The Ballad of Cable Hogue (1970), produced and directed by Sam Peckinpah.
Left to die in the desert by his "friends", after several thirsty days Cable Hogue makes a deal with God -- promptly forgetting it -- and "finds water where it wasn't". His primitive springs lie just next to the stagecoach road and he develops it into a going concern with his own hands, and -- although he doesn't seem to realize it -- with the help of others.
He has two interests apart from his new business: (1) that pretty hooker in town, and (2) meeting those "friends" again.
This may be the closest Peckinpah has ever come to a sex comedy. Although only lightly erotic, the humor is the sort that men like. Most of all it is a romance. He is so famous for violent pictures like The Wild Bunch (1969) and Straw Dogs (1971) that we forget his softer side, as with this one and Junior Bonner (1972).
Not that it is totally soft: Hogue's treatment of his "friends" when they do come around again is wickedly brutal. He shows mercy to one but not the other. Is that repentance? He has a long journey and becomes a different person by the time he pays the debt of life. Maybe it was part of the deal.
Fun cast:
Jason Robards is great as an illiterate sand-encrusted desert rat. He cleans up nicely and actually seems to get younger as he prospers and falls in love. May that's just because of inconsistent coloring of his beard.

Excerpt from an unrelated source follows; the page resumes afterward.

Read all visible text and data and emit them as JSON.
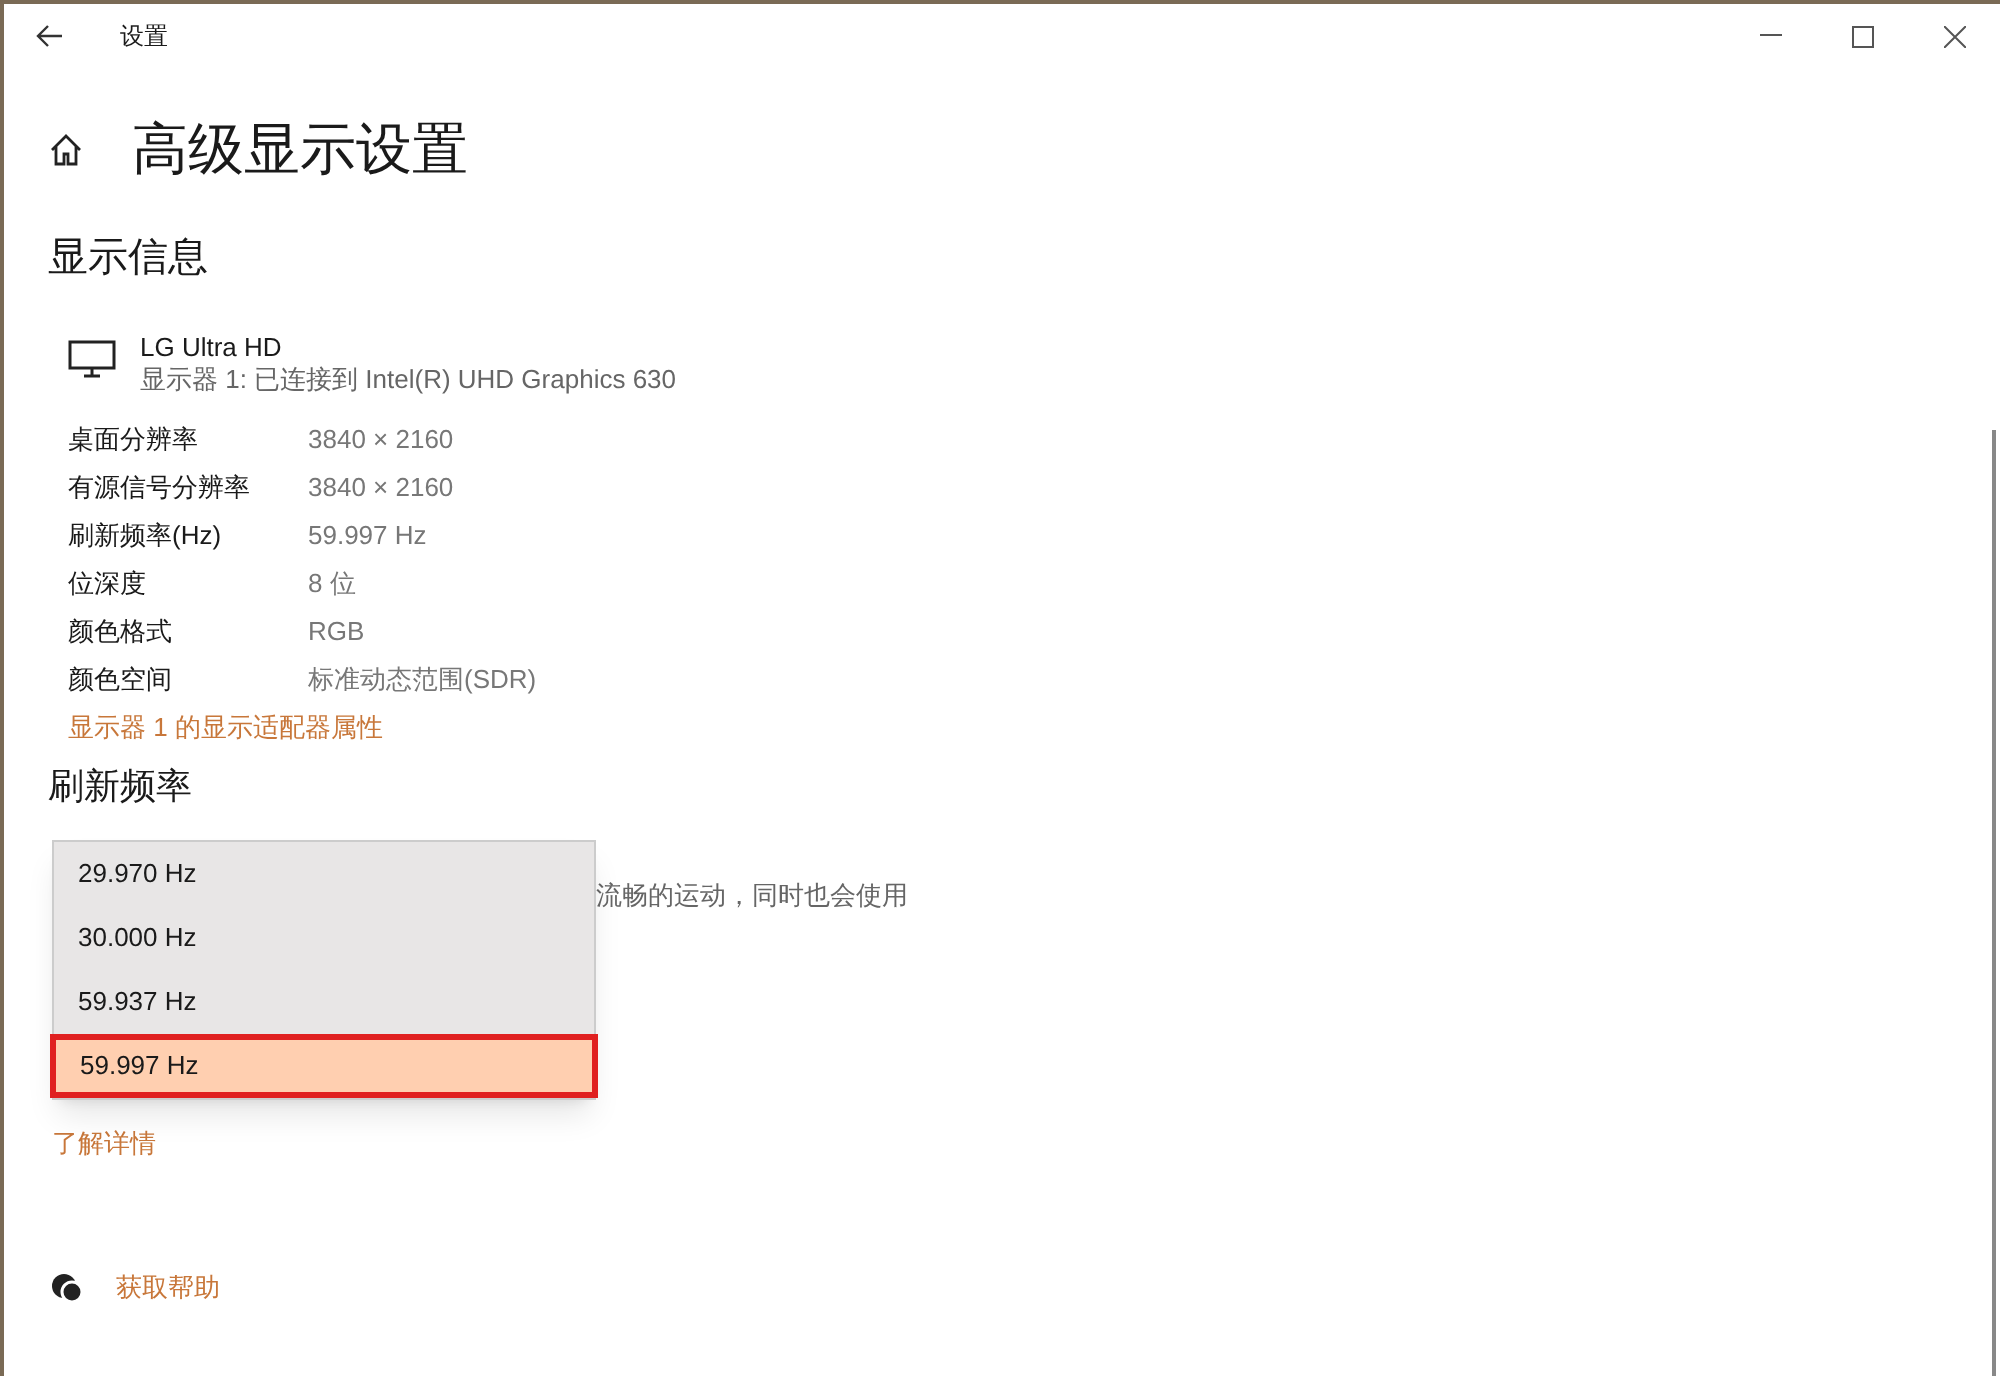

Stella Stevens is the buxom pixie prostitute with a heart of gold. She had been a Playboy centerfold model: 5'5", 37-22-40 says the wikipedia.
David Warner is a flexible clergyman ministering to lonely women. He takes over the movie in some scenes.

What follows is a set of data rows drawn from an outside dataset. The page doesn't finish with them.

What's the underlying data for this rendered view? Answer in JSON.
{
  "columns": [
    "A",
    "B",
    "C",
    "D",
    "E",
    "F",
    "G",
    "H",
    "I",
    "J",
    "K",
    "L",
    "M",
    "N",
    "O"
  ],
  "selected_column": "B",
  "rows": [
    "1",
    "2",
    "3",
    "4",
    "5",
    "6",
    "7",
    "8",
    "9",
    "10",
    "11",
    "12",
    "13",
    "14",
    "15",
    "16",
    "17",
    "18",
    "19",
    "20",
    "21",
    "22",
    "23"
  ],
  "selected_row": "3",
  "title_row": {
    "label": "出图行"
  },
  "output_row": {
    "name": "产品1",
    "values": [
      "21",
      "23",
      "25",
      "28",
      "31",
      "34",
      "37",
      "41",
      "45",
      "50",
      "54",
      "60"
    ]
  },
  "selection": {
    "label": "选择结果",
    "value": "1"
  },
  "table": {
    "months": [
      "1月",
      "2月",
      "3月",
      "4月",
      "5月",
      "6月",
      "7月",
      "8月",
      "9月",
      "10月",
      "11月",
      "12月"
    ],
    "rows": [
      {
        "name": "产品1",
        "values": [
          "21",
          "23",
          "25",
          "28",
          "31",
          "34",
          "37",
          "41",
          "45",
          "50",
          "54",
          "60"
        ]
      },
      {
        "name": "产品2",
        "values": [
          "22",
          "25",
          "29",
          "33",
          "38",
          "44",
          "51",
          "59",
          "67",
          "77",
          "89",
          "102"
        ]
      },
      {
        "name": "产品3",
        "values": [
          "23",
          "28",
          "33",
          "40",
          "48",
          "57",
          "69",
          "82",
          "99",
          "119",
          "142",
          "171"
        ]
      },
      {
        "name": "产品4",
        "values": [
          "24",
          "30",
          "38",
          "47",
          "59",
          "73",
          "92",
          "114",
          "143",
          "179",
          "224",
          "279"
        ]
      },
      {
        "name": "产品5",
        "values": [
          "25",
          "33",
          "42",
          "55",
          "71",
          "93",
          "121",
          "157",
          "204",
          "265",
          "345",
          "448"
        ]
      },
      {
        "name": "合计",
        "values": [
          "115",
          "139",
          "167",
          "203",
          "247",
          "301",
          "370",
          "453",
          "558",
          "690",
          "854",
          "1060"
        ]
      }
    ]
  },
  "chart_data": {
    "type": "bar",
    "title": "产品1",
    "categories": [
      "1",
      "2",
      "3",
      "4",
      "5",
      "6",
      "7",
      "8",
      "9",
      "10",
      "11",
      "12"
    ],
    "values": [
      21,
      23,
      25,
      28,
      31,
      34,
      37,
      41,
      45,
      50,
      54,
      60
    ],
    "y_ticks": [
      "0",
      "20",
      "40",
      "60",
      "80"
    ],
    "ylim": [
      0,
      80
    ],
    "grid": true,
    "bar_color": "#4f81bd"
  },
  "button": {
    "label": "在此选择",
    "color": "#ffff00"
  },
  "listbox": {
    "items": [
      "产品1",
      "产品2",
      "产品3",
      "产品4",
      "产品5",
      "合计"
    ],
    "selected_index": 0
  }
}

The great Peckinpah regulars Strother Martin and L.Q. Jones are the low-life friends.
Slim Pickens is the colorful stagecoach driver.
Others: R.G. Armstrong, Gene Evans and James Anderson.
Jerry Goldsmith score, his only work with the director. Photographed by Lucian Ballard, who had to work around torrential rains in a dry desert movie.
Available on Blu-ray from Warner Archive. On a commentary brought forward from the DVD, Nick Redman hosts three Peckinpah historians. They say:
His warmest as well as most under-seen and underappreciated film.
His most biblically-themed story.
His most theatrical, actually seeming Shakespearean in outline.
A story of America, the good and bad of settlement and development.
It parallels the story of Peckinpah's family.
L.Q. Jones wanted to acquire the script for his own project, but wound up performing in this film.